Providing a structure to a spacious room that, due to its size, may lack atmosphere, the latest trend for broken-plan designs creates a sense of division and gives each area its own identity while offering family members more privacy. Large pieces of furniture such as bookcases, cabinets or statement sofas help break up the floorplan, while concealed sliding doors allow the space to be turned into more private areas, such as a home office, when closed. Using different flooring and colours is another solution to section off the ground floor, making it feel like an airy open-plan layout divided into zones, rather than separate rooms.

To make the kitchen truly multifunctional, there are a number of hacks that can be incorporated into the design. A breakfast bar at the end of a kitchen island where children can do their homework is a great solution for a parent to supervise whilst preparing dinner, and pop-up power sockets are ideal for smart working, making it easier to use laptops and tablets and convert the kitchen into a home office.

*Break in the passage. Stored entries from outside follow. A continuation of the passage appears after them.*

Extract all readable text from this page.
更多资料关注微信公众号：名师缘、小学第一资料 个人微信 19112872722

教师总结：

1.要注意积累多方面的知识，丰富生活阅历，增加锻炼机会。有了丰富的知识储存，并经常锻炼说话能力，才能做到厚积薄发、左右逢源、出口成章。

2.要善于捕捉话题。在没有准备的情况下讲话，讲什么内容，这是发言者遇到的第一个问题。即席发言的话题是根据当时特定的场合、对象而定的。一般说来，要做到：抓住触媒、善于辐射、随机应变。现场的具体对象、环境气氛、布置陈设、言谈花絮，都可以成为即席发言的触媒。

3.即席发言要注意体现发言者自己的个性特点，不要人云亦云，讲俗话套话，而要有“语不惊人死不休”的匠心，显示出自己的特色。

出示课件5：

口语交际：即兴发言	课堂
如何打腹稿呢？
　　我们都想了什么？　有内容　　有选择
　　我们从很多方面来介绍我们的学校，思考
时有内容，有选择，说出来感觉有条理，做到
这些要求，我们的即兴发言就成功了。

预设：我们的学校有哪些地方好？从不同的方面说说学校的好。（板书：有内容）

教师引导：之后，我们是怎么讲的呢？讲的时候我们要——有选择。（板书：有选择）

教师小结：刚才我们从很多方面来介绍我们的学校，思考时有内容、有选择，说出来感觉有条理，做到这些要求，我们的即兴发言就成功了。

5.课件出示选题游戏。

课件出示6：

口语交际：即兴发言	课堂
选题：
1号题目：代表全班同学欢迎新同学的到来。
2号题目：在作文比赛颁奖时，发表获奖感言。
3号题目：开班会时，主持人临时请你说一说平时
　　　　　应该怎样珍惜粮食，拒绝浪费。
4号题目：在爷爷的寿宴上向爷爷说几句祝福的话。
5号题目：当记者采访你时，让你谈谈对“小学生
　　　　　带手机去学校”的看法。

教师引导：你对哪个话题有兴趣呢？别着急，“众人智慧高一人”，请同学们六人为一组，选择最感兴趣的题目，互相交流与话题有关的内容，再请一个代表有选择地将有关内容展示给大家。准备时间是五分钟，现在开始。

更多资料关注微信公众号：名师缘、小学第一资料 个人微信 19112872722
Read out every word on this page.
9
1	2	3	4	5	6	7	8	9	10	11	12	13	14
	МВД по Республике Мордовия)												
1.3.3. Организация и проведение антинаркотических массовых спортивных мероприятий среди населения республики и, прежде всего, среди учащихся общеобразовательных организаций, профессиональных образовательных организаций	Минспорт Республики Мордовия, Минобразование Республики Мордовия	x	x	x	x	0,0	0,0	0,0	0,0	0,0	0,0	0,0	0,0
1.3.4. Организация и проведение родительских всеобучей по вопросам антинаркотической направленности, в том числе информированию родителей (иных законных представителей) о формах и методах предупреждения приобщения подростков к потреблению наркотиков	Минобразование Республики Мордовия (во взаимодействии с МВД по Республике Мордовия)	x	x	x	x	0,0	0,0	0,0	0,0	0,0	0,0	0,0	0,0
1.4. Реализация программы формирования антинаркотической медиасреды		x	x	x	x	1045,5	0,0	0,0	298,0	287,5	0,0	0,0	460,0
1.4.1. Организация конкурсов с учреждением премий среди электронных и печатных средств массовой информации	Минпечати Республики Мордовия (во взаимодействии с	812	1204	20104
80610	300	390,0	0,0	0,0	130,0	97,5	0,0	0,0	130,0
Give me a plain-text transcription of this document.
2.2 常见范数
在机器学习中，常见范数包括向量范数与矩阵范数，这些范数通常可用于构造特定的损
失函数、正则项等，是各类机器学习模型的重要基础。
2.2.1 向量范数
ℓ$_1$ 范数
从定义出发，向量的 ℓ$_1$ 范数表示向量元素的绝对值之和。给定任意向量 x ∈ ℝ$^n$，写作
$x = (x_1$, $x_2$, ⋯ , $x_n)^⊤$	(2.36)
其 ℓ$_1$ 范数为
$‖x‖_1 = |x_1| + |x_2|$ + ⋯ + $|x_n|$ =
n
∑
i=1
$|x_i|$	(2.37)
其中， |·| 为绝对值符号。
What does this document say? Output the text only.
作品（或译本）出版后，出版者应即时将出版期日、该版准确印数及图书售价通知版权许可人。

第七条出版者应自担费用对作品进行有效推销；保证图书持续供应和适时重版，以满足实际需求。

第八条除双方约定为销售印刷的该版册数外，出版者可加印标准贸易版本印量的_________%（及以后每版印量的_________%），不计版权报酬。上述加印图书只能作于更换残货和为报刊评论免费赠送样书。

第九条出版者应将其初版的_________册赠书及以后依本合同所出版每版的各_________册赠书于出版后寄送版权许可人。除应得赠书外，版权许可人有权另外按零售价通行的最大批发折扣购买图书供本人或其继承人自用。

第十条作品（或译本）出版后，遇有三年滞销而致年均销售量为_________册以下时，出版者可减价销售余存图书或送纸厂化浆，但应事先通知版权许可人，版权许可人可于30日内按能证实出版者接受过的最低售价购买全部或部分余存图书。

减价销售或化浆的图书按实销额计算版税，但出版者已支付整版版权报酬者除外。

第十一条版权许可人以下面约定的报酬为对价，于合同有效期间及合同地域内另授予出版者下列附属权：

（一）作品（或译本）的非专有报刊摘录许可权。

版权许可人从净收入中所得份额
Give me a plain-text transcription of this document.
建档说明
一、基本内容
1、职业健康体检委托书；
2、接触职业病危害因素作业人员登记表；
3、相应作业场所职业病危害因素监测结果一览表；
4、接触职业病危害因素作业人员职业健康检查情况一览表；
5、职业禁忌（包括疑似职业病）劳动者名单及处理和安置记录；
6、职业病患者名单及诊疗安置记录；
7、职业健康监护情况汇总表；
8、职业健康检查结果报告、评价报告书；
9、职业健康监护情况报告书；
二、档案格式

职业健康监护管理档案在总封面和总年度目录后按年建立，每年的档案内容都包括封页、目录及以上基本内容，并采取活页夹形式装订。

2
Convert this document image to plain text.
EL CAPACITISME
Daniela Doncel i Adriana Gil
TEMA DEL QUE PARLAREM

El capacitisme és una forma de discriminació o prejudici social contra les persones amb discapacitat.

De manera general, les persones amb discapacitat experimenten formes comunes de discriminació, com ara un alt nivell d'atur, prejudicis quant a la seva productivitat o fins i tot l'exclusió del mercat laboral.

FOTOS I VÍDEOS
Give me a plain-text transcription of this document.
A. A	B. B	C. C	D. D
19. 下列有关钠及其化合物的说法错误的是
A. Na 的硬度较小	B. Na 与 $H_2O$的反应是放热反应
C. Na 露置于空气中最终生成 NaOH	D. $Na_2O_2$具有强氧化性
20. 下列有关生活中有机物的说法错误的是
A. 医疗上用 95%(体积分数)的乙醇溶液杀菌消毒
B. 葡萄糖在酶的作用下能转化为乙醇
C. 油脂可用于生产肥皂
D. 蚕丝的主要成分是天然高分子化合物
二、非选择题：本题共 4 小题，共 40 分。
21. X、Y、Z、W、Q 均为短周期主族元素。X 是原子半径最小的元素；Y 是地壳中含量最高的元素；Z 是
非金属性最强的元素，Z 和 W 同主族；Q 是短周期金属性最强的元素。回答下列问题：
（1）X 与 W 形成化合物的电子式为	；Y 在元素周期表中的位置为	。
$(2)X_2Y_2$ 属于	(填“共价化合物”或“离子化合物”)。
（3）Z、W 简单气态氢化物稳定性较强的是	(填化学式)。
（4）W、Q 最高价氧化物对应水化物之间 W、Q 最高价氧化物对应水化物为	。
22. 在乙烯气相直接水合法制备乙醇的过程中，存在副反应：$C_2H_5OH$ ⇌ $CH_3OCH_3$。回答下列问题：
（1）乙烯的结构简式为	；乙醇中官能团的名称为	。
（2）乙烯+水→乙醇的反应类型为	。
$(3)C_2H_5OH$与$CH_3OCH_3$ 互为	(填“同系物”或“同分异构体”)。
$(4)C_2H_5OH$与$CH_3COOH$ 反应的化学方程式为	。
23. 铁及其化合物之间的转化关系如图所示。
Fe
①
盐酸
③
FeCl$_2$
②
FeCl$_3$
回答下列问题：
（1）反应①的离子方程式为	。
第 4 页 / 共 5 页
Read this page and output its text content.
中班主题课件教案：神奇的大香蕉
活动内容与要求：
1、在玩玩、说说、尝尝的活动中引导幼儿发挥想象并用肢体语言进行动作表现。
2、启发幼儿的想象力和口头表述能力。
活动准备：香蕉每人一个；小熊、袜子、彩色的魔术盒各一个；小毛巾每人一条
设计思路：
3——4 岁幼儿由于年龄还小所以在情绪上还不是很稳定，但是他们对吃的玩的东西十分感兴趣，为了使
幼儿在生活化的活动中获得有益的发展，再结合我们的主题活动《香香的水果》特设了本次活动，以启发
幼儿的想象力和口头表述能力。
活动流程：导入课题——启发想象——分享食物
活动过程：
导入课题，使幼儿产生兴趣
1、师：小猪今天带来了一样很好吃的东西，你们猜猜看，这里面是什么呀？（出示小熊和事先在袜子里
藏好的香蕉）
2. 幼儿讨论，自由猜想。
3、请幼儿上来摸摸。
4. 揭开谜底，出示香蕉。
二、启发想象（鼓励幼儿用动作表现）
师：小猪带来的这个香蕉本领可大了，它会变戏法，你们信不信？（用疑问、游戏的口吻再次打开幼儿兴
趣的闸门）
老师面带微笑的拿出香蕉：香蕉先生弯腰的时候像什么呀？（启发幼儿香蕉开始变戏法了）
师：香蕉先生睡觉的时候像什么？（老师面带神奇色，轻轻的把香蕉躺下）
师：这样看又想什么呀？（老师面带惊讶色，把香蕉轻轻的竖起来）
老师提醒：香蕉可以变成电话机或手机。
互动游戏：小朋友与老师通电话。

Broken-plan spaces also allow for practical elements often missing in an open-plan kitchen, such as storage. According to a recent survey conducted by Harvey Jones, due to the popularity of open-plan living in the last decades, two thirds of British adults do not have a utility room in their home and 68% of them wish they had one. Vital for keeping chaos at bay and ensuring a busy kitchen remains tidy and organised to be used at all times, utility rooms provide a dedicated area for larger appliances and additional storage, so it is no surprise that 75% of the people who do have a utility room say they are glad to have one. Popular in modern and traditional properties alike, utility rooms serve a purpose in any household and are an important consideration when planning a new kitchen.